0

I am trying to set up a demo Glue job that demonstrates upserts using data lake framework.

I have example full load data I have saved as delta table in S3 bucket defined as follows:

data = {'visitor': ['foo', 'bar', 'baz'], 
         'id': [1, 2, 3],
         'B': [1, 0, 1],
         'C': [1, 0, 0]}  

and example incremental data with same setup but in different S3 prefix defined as follows:

data_updated = {'visitor': ['foo_updated'], 
        'id': [1],
        'B': [1],
        'C': [1]} 

After executing the following statements:


delta_df = DeltaTable.forPath(spark, "s3://example_bucket/full_load")
cdc_df = spark.read.format("delta").load("s3://example_bucket/incremental_load/")
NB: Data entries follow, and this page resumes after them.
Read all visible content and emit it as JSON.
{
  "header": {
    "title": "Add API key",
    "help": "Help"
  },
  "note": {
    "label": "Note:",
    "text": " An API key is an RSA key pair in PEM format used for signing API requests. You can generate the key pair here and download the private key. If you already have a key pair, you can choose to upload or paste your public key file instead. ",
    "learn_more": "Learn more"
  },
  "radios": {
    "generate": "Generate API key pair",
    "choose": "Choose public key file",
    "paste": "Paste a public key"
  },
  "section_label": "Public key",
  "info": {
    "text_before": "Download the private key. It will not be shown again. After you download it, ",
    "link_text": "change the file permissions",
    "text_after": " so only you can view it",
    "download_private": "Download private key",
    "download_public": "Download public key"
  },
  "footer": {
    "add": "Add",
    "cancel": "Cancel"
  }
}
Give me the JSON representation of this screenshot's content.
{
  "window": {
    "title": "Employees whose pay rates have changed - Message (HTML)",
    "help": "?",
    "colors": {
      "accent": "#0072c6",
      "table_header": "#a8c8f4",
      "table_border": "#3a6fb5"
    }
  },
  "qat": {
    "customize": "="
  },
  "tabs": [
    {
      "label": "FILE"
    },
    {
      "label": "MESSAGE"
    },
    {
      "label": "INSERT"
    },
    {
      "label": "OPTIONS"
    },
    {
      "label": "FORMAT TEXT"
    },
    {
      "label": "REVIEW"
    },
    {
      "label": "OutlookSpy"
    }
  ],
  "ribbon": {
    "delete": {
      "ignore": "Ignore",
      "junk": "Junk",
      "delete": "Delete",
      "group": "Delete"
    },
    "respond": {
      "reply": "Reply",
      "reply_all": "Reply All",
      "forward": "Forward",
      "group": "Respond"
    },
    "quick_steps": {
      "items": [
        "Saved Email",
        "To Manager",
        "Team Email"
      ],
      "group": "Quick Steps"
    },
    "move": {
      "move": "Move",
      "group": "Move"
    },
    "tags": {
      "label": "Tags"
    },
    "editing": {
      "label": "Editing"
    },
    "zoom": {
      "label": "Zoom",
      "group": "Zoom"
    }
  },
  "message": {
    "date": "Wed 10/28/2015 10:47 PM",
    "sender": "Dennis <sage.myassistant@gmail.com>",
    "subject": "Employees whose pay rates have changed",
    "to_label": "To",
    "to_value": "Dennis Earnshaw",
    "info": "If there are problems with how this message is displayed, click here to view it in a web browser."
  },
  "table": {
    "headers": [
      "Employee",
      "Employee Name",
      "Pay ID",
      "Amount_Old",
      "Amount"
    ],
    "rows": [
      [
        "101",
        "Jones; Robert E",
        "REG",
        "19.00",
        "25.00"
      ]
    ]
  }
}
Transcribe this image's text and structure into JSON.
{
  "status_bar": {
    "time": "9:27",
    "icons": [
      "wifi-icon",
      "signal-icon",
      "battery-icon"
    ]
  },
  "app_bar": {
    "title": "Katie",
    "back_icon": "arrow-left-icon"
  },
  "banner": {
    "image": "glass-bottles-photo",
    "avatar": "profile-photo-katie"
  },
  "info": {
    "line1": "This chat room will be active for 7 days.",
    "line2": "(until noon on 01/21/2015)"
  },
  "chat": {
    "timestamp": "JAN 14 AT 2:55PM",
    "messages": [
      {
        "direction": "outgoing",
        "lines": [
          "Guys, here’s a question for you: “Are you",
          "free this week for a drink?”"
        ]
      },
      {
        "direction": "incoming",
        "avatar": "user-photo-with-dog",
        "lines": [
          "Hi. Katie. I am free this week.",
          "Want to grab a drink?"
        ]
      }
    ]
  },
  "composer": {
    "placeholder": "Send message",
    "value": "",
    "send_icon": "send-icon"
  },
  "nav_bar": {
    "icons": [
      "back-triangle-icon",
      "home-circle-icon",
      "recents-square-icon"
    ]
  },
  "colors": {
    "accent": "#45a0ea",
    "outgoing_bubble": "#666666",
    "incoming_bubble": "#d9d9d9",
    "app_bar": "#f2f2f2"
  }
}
final_df = delta_df.alias("prev_df").merge( \
source = cdc_df.alias("append_df"), \
#matching on primarykey
condition = expr("prev_df.id = append_df.id"))\
.whenMatchedUpdate(set= {
    "prev_df.B"           : col("append_df.B"), 
    "prev_df.C"         : col("append_df.C"),
    "prev_df.visitor"        : col("append_df.visitor")} )\
.whenNotMatchedInsert(values =
#inserting a new row to Delta table
{   "prev_df.B"             : col("append_df.B"),
    "prev_df.C"           : col("append_df.C"), 
    "prev_df.visitor"         : col("append_df.visitor"),
})\
.execute()

Tables in s3 were created as follows:

    df = pd.DataFrame(data)
    dataFrame = spark.createDataFrame(df)
    dataFrame.write \
        .format("delta") \
        .mode("overwrite") \
        .save("s3://example_bucket/full_load", overwrite=True)
    
    df = pd.DataFrame(data)
    dataFrame = spark.createDataFrame(df)
    dataFrame.write \
        .format("delta") \
        .mode("overwrite") \
        .save("s3://example_bucket/incremental_load", overwrite=True)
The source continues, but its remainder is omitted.